Another way to make new friends when you’re living on your own in your 30s is to join a club or volunteer with an organization.

These organizations match volunteers with like-minded individuals. If you don’t have time to join a club, consider volunteering at a community college.

There, you’ll meet people from different backgrounds and share similar interests. You’ll find new friends and get to know a whole new circle of people.

Buying A Home

Buying a home when you’re living on your own in your 30s can be a wise investment if you’re going to stay in your current location for at least three years.

Before making the move, however, you must evaluate your salary and whether it will grow in the near future.

If your salary is low, consider paying off student loan debt, which can free up income for the purchase of a new home.

Saving at least 20% of the purchase price can help you avoid paying private mortgage insurance.
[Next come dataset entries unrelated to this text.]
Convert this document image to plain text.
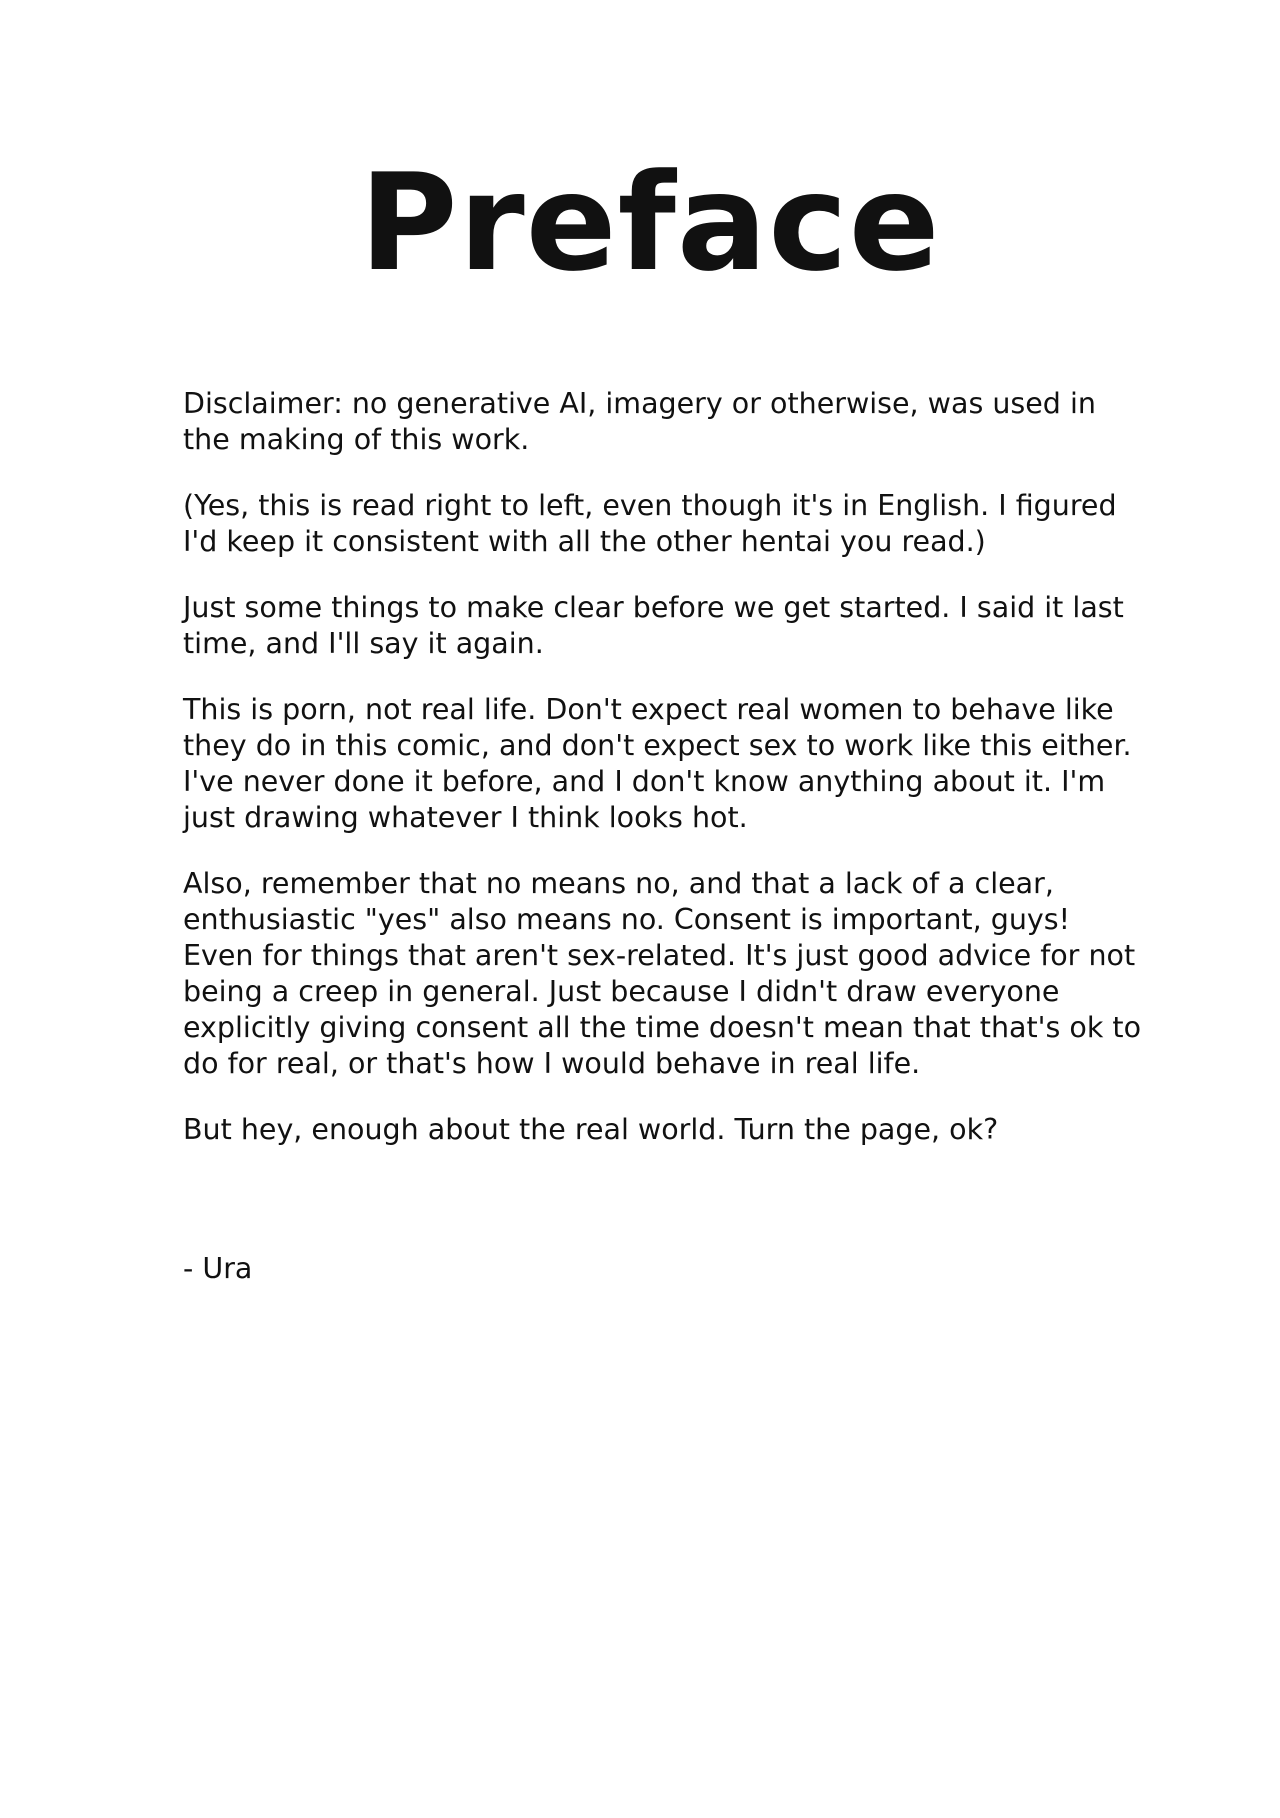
Preface

Disclaimer: no generative AI, imagery or otherwise, was used in the making of this work.

(Yes, this is read right to left, even though it's in English. I figured I'd keep it consistent with all the other hentai you read.)

Just some things to make clear before we get started. I said it last time, and I'll say it again.

This is porn, not real life. Don't expect real women to behave like they do in this comic, and don't expect sex to work like this either. I've never done it before, and I don't know anything about it. I'm just drawing whatever I think looks hot.

Also, remember that no means no, and that a lack of a clear, enthusiastic "yes" also means no. Consent is important, guys! Even for things that aren't sex-related. It's just good advice for not being a creep in general. Just because I didn't draw everyone explicitly giving consent all the time doesn't mean that that's ok to do for real, or that's how I would behave in real life.

But hey, enough about the real world. Turn the page, ok?

- Ura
Keep in mind that closing costs can add 2% to 5% to the purchase price.

As mentioned above, buying a home in your 30s is a wise decision once you have paid off most of your debts.

In addition to a down payment, you will also need a housing loan to make the purchase.

As with any loan application, banks will check your credit score to determine your repayment capability and trustworthiness.

By the time you reach your 30s, you should have paid off most of your debts, and your credit score will be more stable than it has been in a decade.

Buying a home when you’re living on your own in your 30s is an exciting step, but it’s not for everyone.

Think About Where you Will Leave in the Medium to Long Term

For younger professionals, it’s best to think about where you’ll be in three to five years. A common compromise is purchasing a condo that can be rented if you change jobs.

A mortgage payment of less than a third of your income may not be possible, so make sure you can pay the full mortgage amount.

While a home loan may be out of your reach for a young professional, it’s better to rent for a while until you have the money to make the purchase.

By renting a property for several years, you’ll be able to save a significant amount of money for a down payment and get the house you’ve always wanted.

There are also some advantages to buying a house in your 30s if you’re self-employed.